One change in the business is delivering improvements in cost-effectiveness and speed of response. Vehicles Support Services is helping its suppliers to become more than just build-to-print outfits. For instance, Tinsley Bridge in Sheffield played a role in developing the new torsion bars on CVR(T) and Warrior in under five months. "We came up with a new, tougher spring steel called ExtraliteTM
for both vehicles, which fitted the tight space envelope but restored the ride height of the new, heavier vehicles to the original specification," states Managing Director Mark Webber.
Such read-across between programmes is a major advantage of having a support one-stop-shop, maintains Lines. "The Warrior aluminium hulls have a lot in common with CVR(T)'s and we could adopt a similar 'spend-to-save' approach to replacing them with the same added benefits of improved protection and reduced maintenance."
Meanwhile, more than 70 British Army Warriors are also now better protected and more mobile thanks to a fast-paced £30m package of upgrades developed and delivered by Telford in early 2011. BAE Systems had previously developed and produced more than 70 Urgent Operational Requirement modifications for Warrior to prepare them for operations in Kosovo, Iraq and now Afghanistan.
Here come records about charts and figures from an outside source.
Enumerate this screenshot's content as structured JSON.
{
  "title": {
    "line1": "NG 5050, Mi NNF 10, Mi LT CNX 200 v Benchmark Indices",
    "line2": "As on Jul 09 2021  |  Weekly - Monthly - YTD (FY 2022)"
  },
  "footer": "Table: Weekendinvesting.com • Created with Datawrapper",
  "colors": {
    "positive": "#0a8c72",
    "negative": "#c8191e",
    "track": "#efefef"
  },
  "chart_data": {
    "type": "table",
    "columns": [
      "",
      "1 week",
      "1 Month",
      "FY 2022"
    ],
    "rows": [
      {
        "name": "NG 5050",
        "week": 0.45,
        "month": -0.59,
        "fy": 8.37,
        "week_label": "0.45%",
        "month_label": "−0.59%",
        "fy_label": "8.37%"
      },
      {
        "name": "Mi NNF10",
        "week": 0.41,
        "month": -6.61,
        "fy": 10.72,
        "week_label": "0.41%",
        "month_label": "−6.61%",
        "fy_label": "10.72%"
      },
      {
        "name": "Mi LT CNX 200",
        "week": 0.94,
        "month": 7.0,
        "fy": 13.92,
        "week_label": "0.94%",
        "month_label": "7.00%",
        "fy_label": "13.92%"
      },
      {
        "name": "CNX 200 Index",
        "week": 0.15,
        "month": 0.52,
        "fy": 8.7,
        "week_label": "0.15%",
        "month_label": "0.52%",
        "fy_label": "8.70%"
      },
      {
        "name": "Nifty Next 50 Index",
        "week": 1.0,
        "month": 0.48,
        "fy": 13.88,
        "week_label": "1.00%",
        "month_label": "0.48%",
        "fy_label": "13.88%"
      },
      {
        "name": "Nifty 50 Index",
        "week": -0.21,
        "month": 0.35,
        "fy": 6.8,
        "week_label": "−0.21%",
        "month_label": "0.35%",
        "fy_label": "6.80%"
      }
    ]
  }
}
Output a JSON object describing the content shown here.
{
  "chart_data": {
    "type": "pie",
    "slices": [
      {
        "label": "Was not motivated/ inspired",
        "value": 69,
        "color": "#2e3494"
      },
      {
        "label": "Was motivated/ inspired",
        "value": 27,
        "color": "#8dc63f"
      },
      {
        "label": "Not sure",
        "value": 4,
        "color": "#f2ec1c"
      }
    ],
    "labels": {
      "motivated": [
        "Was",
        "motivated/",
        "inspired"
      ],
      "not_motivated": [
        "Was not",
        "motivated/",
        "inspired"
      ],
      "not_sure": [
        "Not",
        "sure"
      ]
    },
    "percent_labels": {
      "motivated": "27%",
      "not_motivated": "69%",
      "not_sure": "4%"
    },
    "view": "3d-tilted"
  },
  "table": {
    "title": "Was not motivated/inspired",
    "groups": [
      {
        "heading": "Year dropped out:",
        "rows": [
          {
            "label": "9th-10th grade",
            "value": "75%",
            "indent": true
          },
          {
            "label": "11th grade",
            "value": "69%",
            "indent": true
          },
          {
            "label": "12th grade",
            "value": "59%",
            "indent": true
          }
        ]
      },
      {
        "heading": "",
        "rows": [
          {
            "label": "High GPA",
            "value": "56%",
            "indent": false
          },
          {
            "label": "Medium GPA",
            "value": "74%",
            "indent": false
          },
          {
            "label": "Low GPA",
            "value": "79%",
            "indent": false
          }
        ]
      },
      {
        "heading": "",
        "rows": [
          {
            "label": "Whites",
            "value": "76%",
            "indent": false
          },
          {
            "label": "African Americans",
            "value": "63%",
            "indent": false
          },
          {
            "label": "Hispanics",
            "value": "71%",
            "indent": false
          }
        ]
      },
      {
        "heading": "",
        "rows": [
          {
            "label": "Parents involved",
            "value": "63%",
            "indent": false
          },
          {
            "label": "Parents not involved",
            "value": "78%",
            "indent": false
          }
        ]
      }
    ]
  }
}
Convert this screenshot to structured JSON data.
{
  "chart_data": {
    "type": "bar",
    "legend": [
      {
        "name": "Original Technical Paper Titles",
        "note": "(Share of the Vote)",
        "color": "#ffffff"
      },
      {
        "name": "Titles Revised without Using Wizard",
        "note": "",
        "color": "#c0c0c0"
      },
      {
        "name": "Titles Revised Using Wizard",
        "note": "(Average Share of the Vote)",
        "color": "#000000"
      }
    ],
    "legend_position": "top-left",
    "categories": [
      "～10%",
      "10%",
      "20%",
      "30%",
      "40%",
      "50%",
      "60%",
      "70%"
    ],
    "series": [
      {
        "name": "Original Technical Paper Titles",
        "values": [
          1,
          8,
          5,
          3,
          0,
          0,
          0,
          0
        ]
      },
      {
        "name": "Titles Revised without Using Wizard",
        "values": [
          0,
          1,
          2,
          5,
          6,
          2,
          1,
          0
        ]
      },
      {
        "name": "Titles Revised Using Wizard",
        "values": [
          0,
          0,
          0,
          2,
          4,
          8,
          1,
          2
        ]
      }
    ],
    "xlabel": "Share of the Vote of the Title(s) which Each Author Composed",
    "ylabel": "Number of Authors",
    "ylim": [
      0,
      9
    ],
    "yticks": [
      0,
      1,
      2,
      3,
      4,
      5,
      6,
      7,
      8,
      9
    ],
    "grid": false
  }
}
These were designed mainly to enhance protection to the vehicle crews in the face of rapidly changing threats and to better meet harsh local environmental conditions. One unwanted but inevitable by-product was weight growth from the original 25 tonnes to close to 40 tonnes. The 30 or so new upgrades, known as Theatre Entry Standard – Herrick (TES(H)), further improved crew protection and restored vehicle mobility, which had been reduced as a result of the weight increases.
TES(H) includes a modular armour system to allow quick and easy fitment of 'mix and match' armour packages to meet changing ballistic threats. Enhanced seating and armour also improves mine protection. Uprated suspension and increased ride height restores cross-country mobility. Lower-ratio final drive increases low-speed mobility and climbing performance. Motorsport derived carbon-fibre brakes, provide significantly reduced stopping distance.
Telford continues to support and upgrade British Army vehicles. While BAE Systems sees no change there, it is aiming to add foreign customers to its portfolio. "Telford has changed significantly over the last 12 months and will keep evolving to meet current and future customer requirements, particularly in these times of tight budgets," Lines states. "Already, our combination of facilities in one place and established relationships with key suppliers gives huge synergies over the whole product life cycle and means we can design and deliver support solutions more quickly and effectively than we did before."